Someone should make a game about: the Birmingham Superprix

There are many bygone racing tracks worth mourning, from the eye-wateringly steep banked curves of Brooklands to Berlin’s Avus, a five-mile long wall of death once run by outrageous looking Mercs and Auto Unions, but for all that glamour and glory it’s a more mundane lost race that’s won my heart. In the late 80s and early 90s we had the Birmingham Superprix, a series of F3000 and BTCC races remarkable only for the awful driving and high attrition the cramped layout provoked, and yet an event that lived up to its billing as the Monaco of the Midlands. Here was motorsport at its most bare knuckles, racing that wasn’t necessarily pretty to watch yet was heart-thumpingly raw.

You had to be there to really appreciate the shock of a score of screaming V8 DFVs rattling the windows of the boozers and bookies just south of Birmingham city centre as the likes of Irvine, McNish and Hill hustled their way past in alarmingly close proximity. I was lucky enough to be standing the other side of the armco at the Superprix’ last running in 1990, and I reckon you had to be there to really appreciate how surreal the whole enterprise was; an image that’s stuck with me ever since is of a woman putting out her washing as if it were any other Sunday afternoon, heroically oblivious to the gaggle of Honda Civics noisily trading paint just beyond the back gate. It was motorsport at its preposterous best.

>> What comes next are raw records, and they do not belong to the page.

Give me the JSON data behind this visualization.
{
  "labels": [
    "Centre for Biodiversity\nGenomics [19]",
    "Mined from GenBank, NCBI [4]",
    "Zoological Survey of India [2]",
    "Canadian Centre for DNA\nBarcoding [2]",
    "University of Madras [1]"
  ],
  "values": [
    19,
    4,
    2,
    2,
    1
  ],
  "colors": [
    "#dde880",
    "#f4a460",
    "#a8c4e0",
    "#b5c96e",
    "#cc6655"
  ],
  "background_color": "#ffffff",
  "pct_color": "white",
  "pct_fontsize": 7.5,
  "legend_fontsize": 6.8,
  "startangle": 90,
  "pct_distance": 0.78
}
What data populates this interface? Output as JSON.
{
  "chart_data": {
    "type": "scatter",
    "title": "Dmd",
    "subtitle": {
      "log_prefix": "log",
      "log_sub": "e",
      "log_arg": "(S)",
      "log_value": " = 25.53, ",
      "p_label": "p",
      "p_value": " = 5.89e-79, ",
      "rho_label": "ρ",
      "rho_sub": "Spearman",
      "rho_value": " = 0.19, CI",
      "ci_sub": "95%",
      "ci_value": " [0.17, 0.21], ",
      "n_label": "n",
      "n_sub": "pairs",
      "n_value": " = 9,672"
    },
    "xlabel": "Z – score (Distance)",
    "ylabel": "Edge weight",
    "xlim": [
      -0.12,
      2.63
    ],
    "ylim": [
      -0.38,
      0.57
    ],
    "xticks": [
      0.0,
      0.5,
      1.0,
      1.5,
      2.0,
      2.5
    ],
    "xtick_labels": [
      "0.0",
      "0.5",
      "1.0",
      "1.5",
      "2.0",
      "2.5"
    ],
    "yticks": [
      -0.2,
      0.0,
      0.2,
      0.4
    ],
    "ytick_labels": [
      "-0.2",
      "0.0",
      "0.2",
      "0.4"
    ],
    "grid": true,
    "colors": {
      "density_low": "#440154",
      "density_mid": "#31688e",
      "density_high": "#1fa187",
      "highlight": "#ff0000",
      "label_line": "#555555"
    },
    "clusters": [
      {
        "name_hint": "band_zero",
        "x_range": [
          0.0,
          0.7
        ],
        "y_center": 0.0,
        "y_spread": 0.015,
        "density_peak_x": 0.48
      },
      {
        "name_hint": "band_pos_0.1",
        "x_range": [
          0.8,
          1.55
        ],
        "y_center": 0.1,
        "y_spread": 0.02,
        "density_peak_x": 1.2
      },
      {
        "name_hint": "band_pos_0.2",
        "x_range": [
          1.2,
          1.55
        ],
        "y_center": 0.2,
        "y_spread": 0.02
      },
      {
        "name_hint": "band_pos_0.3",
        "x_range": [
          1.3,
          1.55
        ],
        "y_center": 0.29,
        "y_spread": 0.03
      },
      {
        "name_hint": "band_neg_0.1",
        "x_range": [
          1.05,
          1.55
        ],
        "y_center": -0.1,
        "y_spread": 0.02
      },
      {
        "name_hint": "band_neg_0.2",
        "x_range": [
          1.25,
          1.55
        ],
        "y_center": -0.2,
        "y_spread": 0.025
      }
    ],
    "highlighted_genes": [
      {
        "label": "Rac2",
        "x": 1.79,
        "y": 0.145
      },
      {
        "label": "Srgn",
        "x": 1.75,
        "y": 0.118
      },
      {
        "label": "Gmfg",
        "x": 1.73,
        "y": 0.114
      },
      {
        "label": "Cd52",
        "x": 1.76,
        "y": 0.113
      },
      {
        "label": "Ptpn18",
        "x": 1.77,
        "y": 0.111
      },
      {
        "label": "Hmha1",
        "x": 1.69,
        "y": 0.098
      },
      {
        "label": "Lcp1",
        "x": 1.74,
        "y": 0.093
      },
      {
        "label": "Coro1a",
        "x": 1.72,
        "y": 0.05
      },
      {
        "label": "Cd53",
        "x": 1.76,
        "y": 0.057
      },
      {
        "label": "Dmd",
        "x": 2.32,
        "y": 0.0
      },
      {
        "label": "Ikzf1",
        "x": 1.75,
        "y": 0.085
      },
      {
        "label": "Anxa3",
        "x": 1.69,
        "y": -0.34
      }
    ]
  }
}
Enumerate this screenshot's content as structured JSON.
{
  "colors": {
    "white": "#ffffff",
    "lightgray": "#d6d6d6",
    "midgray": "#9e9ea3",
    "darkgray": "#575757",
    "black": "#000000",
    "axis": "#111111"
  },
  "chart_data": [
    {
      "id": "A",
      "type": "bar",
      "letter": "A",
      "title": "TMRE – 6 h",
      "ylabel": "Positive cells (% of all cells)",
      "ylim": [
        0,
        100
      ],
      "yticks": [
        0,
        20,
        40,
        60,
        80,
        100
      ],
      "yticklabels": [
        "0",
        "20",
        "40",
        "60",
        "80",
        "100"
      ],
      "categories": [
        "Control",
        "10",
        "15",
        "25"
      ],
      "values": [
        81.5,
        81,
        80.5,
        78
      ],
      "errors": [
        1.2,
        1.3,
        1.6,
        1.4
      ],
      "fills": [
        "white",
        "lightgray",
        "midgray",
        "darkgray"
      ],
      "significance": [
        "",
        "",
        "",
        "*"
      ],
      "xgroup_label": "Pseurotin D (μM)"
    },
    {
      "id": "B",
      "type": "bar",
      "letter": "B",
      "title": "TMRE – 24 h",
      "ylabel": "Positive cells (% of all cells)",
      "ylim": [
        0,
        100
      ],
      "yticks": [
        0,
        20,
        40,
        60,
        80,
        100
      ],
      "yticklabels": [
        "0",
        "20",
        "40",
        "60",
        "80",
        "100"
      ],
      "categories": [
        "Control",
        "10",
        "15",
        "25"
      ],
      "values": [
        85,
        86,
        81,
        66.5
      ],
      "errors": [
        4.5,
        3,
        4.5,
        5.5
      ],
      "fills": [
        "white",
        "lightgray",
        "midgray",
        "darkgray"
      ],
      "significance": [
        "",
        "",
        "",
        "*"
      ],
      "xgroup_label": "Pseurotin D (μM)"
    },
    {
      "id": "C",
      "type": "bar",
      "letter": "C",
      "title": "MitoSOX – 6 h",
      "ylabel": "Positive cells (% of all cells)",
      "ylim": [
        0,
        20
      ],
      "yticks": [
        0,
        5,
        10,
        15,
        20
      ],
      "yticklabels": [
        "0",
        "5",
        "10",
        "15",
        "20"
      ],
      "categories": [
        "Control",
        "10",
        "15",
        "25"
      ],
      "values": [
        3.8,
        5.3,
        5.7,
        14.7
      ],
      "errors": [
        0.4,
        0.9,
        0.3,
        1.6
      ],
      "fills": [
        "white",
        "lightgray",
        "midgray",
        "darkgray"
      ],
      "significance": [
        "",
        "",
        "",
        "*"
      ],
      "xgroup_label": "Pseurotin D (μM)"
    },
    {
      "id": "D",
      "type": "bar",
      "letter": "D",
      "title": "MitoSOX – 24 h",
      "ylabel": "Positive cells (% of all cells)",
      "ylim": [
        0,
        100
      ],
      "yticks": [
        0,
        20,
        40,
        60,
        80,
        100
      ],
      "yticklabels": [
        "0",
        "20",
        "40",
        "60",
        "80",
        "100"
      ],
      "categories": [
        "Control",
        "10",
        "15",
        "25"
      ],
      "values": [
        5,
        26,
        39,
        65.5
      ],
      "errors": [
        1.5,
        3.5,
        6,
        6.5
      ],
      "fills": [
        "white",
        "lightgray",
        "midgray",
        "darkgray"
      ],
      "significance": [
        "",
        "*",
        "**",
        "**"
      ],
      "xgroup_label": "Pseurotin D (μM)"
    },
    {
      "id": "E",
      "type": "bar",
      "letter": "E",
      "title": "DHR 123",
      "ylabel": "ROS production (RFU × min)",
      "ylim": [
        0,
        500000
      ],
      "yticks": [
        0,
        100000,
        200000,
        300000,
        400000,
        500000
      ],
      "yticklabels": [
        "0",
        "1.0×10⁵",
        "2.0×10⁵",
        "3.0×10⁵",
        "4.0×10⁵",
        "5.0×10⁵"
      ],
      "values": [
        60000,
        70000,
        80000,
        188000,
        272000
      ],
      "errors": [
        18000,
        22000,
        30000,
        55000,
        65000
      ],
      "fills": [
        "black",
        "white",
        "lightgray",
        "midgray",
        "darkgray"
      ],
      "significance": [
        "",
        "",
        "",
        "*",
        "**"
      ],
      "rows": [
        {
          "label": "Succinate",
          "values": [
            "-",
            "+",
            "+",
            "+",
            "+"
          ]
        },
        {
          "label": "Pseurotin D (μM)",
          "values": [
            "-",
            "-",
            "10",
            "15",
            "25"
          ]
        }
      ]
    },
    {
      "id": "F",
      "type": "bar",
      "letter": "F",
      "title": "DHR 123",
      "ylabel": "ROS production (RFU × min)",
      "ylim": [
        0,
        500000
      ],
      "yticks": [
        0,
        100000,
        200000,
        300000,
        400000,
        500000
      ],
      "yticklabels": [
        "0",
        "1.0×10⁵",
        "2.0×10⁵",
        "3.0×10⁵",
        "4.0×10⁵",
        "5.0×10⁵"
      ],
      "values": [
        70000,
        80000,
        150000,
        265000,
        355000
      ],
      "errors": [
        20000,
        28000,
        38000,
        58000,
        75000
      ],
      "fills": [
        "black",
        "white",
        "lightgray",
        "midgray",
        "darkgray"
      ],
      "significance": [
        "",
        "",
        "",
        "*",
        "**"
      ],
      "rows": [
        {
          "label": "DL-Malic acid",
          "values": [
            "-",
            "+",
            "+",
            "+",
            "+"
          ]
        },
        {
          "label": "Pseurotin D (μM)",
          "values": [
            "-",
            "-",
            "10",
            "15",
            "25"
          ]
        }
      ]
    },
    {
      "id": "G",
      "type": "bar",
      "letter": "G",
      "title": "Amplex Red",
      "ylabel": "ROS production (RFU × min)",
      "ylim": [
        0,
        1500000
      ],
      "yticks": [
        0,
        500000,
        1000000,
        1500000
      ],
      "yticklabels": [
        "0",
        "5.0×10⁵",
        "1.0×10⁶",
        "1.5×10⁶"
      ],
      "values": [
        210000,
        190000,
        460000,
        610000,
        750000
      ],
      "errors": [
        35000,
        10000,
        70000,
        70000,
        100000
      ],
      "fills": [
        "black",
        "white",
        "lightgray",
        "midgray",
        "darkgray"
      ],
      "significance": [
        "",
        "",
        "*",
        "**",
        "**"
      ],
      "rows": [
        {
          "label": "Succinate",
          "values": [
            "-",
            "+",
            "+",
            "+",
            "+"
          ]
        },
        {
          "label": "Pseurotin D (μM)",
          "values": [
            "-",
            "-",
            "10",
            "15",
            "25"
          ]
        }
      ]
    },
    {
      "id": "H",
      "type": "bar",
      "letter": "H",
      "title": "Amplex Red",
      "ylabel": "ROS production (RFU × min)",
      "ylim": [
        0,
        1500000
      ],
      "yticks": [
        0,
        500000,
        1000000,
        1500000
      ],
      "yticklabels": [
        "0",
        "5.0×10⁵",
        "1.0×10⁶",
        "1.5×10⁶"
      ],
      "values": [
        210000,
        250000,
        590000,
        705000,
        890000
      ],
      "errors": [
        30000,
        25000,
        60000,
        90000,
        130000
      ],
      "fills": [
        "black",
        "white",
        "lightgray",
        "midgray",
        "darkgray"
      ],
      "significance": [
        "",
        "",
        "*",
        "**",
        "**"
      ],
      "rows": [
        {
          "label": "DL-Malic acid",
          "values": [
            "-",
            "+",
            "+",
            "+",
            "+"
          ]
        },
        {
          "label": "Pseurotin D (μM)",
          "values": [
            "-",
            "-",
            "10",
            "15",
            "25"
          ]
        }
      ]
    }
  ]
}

You can glimpse it best not in TV highlights reuploaded on YouTube – they’re still worth a watch, mind – but through modern day accounts and comparison shots that highlight the improbability of it all, or through first-hand footage that captures the violence of it all. And good lord that breed of F3000 were violent things – take a look at an 88 vintage March and the chassis seems to buckle under the weight of the imposing, exposed Judd V8. These cars threw proper chest punches, capable of winding drivers and spectators alike.